Five Phase IIIb clinical trials were initiated during 2005, and three more are being initiated in 2006, to assess the potential role of the Acomplia in reducing the risk of heart attacks or strokes in patients with abdominal obesity and other risk factors, and to explore use of Acomplia in preventing and treating Type 2 diabetes.

Phase IIIb Trials involving Cardiovascular Disease:

The CRESCENDO (Comprehensive Rimonabant Evaluation Study of Cardiovascular ENDpoints and Outcomes) trial, which got underway in December 2005, enrolled 17,000 participants, with researchers seeking to determine whether Acomplia reduces the number of patients who suffer a heart attack, stroke or cardiovascular death during the course of the trial.

The AUDITOR (Atherosclerosis Underlying Development Assessed By Intima-Media Thickness In Patients On Rimonabant) trial, which got underway in August 2005, has enrolled 600 participants, with researchers focusing on whether Acomplia retards the progression of atherosclerosis over a 24-month period.

The STRADIVARIUS (Strategy to Reduce Atherosclerosis Development Involving Administration of Rimonabant-The Intravascular Ultrasound Study) trial, which got underway in January 2005, enrolled 800 participants, with researchers also focusing on whether Acomplia retards the progression of atherosclerosis over an 18-month period.

The VICTORIA (Visceral Fat Reduction Assessed by CT-Scan on Rimonabant) trial, which got underway in March 2006, enrolled 250 participants in a 12-month study, with researchers focusing on how Acomplia affects visceral fat, liver fat content, weight, waist circumference, body composition, lipid profiles, glycemic, insulin and HbA1C levels and inflammatory markers when prescribed together with a reduced calorie diet for abdominally obese patients with metabolic syndrome.

The ADAGIO-Lipids (An International Study of Rimonabant in Dyslipidemia with AtheroGenic Risk in Abdominally Obese Patients) trial, a two-year study which got underway in June 2005, enrolled 740 participants, with researchers focusing on how Acomplia affects HDL cholesterol and triglycerides when prescribed together with a reduced calorie diet for abdominally obese patients with atherogenic dyslipidemia (characterized by low HDL and/or high triglycerides).

Phase IIIb Trials involving Type 2 Diabetes:

The SERENADE (Study Evaluating Rimonabant Efficacy in Drug Naive Diabetic Patients) trial, a six-month study which began in March 2005, enrolled 281 participants, with researchers focusing on whether Acomplia aids glycemic control (as measured by HbA1C, an indicator of the level of blood glucose) in newly-diagnosed Type 2 diabetes patients not adequately controlled by diet.

The ARPEGGIO (A Multicenter, Randomized, Placebo-controlled, Double-Blind, Parallel-Group, Fixed-Dose Study Evaluating the Effect of One Dose of rimonabant 20 mg/day on Glycemic Control in Type 2 Diabetic Patients Inadequately Controlled With Insulin) trial, a two-year study that will begin later in 2006, will enroll 300 participants.
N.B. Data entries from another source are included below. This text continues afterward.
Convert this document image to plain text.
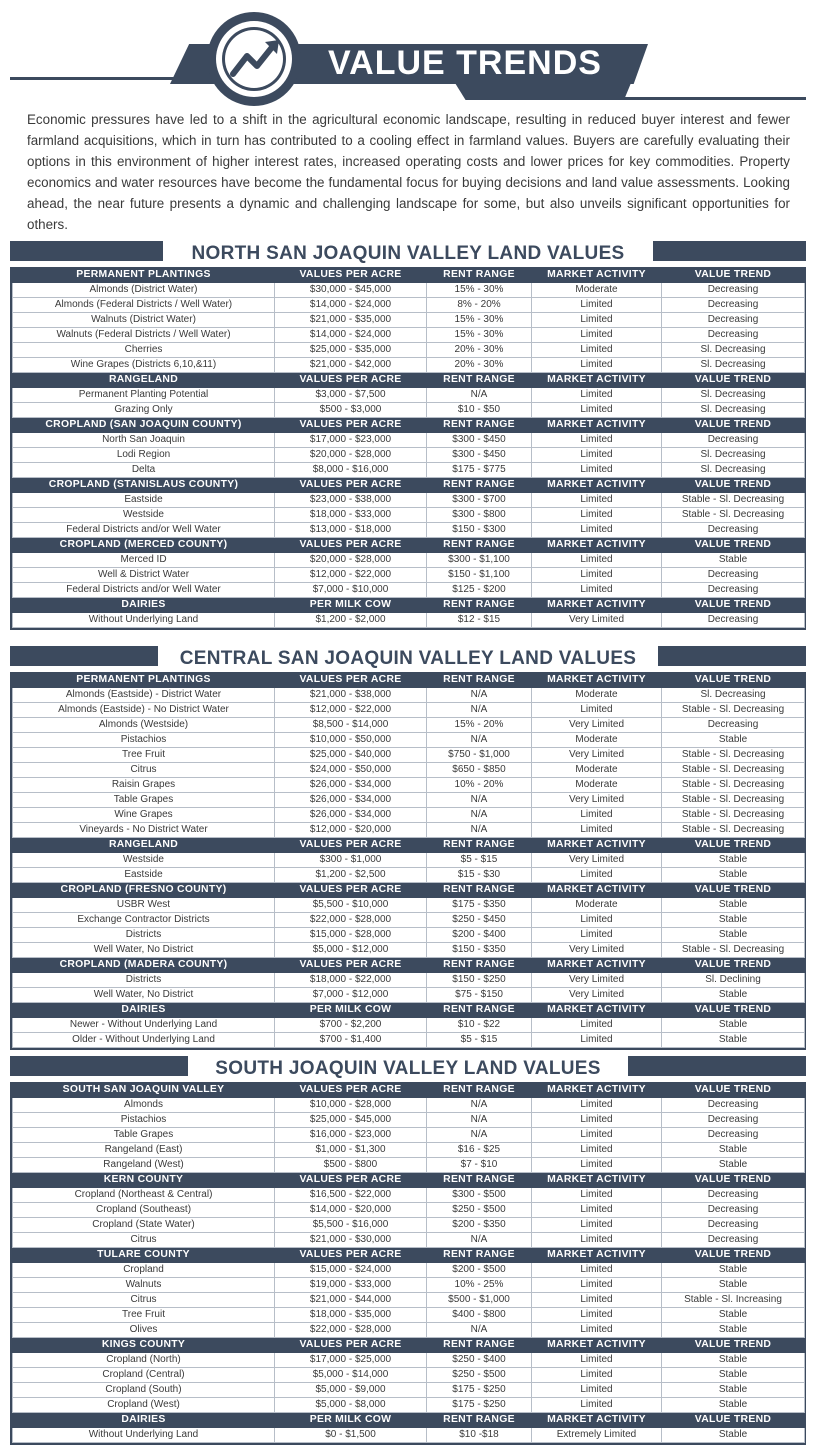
VALUE TRENDS

Economic pressures have led to a shift in the agricultural economic landscape, resulting in reduced buyer interest and fewer farmland acquisitions, which in turn has contributed to a cooling effect in farmland values. Buyers are carefully evaluating their options in this environment of higher interest rates, increased operating costs and lower prices for key commodities. Property economics and water resources have become the fundamental focus for buying decisions and land value assessments. Looking ahead, the near future presents a dynamic and challenging landscape for some, but also unveils significant opportunities for others.

NORTH SAN JOAQUIN VALLEY LAND VALUES
PERMANENT PLANTINGS	VALUES PER ACRE	RENT RANGE	MARKET ACTIVITY	VALUE TREND
Almonds (District Water)	$30,000 - $45,000	15% - 30%	Moderate	Decreasing
Almonds (Federal Districts / Well Water)	$14,000 - $24,000	8% - 20%	Limited	Decreasing
Walnuts (District Water)	$21,000 - $35,000	15% - 30%	Limited	Decreasing
Walnuts (Federal Districts / Well Water)	$14,000 - $24,000	15% - 30%	Limited	Decreasing
Cherries	$25,000 - $35,000	20% - 30%	Limited	Sl. Decreasing
Wine Grapes (Districts 6,10,&11)	$21,000 - $42,000	20% - 30%	Limited	Sl. Decreasing
RANGELAND	VALUES PER ACRE	RENT RANGE	MARKET ACTIVITY	VALUE TREND
Permanent Planting Potential	$3,000 - $7,500	N/A	Limited	Sl. Decreasing
Grazing Only	$500 - $3,000	$10 - $50	Limited	Sl. Decreasing
CROPLAND (SAN JOAQUIN COUNTY)	VALUES PER ACRE	RENT RANGE	MARKET ACTIVITY	VALUE TREND
North San Joaquin	$17,000 - $23,000	$300 - $450	Limited	Decreasing
Lodi Region	$20,000 - $28,000	$300 - $450	Limited	Sl. Decreasing
Delta	$8,000 - $16,000	$175 - $775	Limited	Sl. Decreasing
CROPLAND (STANISLAUS COUNTY)	VALUES PER ACRE	RENT RANGE	MARKET ACTIVITY	VALUE TREND
Eastside	$23,000 - $38,000	$300 - $700	Limited	Stable - Sl. Decreasing
Westside	$18,000 - $33,000	$300 - $800	Limited	Stable - Sl. Decreasing
Federal Districts and/or Well Water	$13,000 - $18,000	$150 - $300	Limited	Decreasing
CROPLAND (MERCED COUNTY)	VALUES PER ACRE	RENT RANGE	MARKET ACTIVITY	VALUE TREND
Merced ID	$20,000 - $28,000	$300 - $1,100	Limited	Stable
Well & District Water	$12,000 - $22,000	$150 - $1,100	Limited	Decreasing
Federal Districts and/or Well Water	$7,000 - $10,000	$125 - $200	Limited	Decreasing
DAIRIES	PER MILK COW	RENT RANGE	MARKET ACTIVITY	VALUE TREND
Without Underlying Land	$1,200 - $2,000	$12 - $15	Very Limited	Decreasing
CENTRAL SAN JOAQUIN VALLEY LAND VALUES
PERMANENT PLANTINGS	VALUES PER ACRE	RENT RANGE	MARKET ACTIVITY	VALUE TREND
Almonds (Eastside) - District Water	$21,000 - $38,000	N/A	Moderate	Sl. Decreasing
Almonds (Eastside) - No District Water	$12,000 - $22,000	N/A	Limited	Stable - Sl. Decreasing
Almonds (Westside)	$8,500 - $14,000	15% - 20%	Very Limited	Decreasing
Pistachios	$10,000 - $50,000	N/A	Moderate	Stable
Tree Fruit	$25,000 - $40,000	$750 - $1,000	Very Limited	Stable - Sl. Decreasing
Citrus	$24,000 - $50,000	$650 - $850	Moderate	Stable - Sl. Decreasing
Raisin Grapes	$26,000 - $34,000	10% - 20%	Moderate	Stable - Sl. Decreasing
Table Grapes	$26,000 - $34,000	N/A	Very Limited	Stable - Sl. Decreasing
Wine Grapes	$26,000 - $34,000	N/A	Limited	Stable - Sl. Decreasing
Vineyards - No District Water	$12,000 - $20,000	N/A	Limited	Stable - Sl. Decreasing
RANGELAND	VALUES PER ACRE	RENT RANGE	MARKET ACTIVITY	VALUE TREND
Westside	$300 - $1,000	$5 - $15	Very Limited	Stable
Eastside	$1,200 - $2,500	$15 - $30	Limited	Stable
CROPLAND (FRESNO COUNTY)	VALUES PER ACRE	RENT RANGE	MARKET ACTIVITY	VALUE TREND
USBR West	$5,500 - $10,000	$175 - $350	Moderate	Stable
Exchange Contractor Districts	$22,000 - $28,000	$250 - $450	Limited	Stable
Districts	$15,000 - $28,000	$200 - $400	Limited	Stable
Well Water, No District	$5,000 - $12,000	$150 - $350	Very Limited	Stable - Sl. Decreasing
CROPLAND (MADERA COUNTY)	VALUES PER ACRE	RENT RANGE	MARKET ACTIVITY	VALUE TREND
Districts	$18,000 - $22,000	$150 - $250	Very Limited	Sl. Declining
Well Water, No District	$7,000 - $12,000	$75 - $150	Very Limited	Stable
DAIRIES	PER MILK COW	RENT RANGE	MARKET ACTIVITY	VALUE TREND
Newer - Without Underlying Land	$700 - $2,200	$10 - $22	Limited	Stable
Older - Without Underlying Land	$700 - $1,400	$5 - $15	Limited	Stable
SOUTH JOAQUIN VALLEY LAND VALUES
SOUTH SAN JOAQUIN VALLEY	VALUES PER ACRE	RENT RANGE	MARKET ACTIVITY	VALUE TREND
Almonds	$10,000 - $28,000	N/A	Limited	Decreasing
Pistachios	$25,000 - $45,000	N/A	Limited	Decreasing
Table Grapes	$16,000 - $23,000	N/A	Limited	Decreasing
Rangeland (East)	$1,000 - $1,300	$16 - $25	Limited	Stable
Rangeland (West)	$500 - $800	$7 - $10	Limited	Stable
KERN COUNTY	VALUES PER ACRE	RENT RANGE	MARKET ACTIVITY	VALUE TREND
Cropland (Northeast & Central)	$16,500 - $22,000	$300 - $500	Limited	Decreasing
Cropland (Southeast)	$14,000 - $20,000	$250 - $500	Limited	Decreasing
Cropland (State Water)	$5,500 - $16,000	$200 - $350	Limited	Decreasing
Citrus	$21,000 - $30,000	N/A	Limited	Decreasing
TULARE COUNTY	VALUES PER ACRE	RENT RANGE	MARKET ACTIVITY	VALUE TREND
Cropland	$15,000 - $24,000	$200 - $500	Limited	Stable
Walnuts	$19,000 - $33,000	10% - 25%	Limited	Stable
Citrus	$21,000 - $44,000	$500 - $1,000	Limited	Stable - Sl. Increasing
Tree Fruit	$18,000 - $35,000	$400 - $800	Limited	Stable
Olives	$22,000 - $28,000	N/A	Limited	Stable
KINGS COUNTY	VALUES PER ACRE	RENT RANGE	MARKET ACTIVITY	VALUE TREND
Cropland (North)	$17,000 - $25,000	$250 - $400	Limited	Stable
Cropland (Central)	$5,000 - $14,000	$250 - $500	Limited	Stable
Cropland (South)	$5,000 - $9,000	$175 - $250	Limited	Stable
Cropland (West)	$5,000 - $8,000	$175 - $250	Limited	Stable
DAIRIES	PER MILK COW	RENT RANGE	MARKET ACTIVITY	VALUE TREND
Without Underlying Land	$0 - $1,500	$10 -$18	Extremely Limited	Stable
Researchers will focus on whether Acomplia is useful as an add-on therapy therapy in patients with Type 2 diabetes who are treated with insulin, yet require further glycemic control
(as measured by HbA1c, an indicator of the level of blood glucose).

The RAPSODI (Rimonabant in Pre-Diabetic Subjects to Delay Onset of Type 2 Diabetes) trial, a two-year study that began in May 2006, has enrolled 2,100 participants, with researchers focusing on whether Acomplia helps prevent Type 2 diabetes in patients with pre-diabetes in the form of impaired fasting glucose (IFG) and/or impaired glucose tolerance (IGT).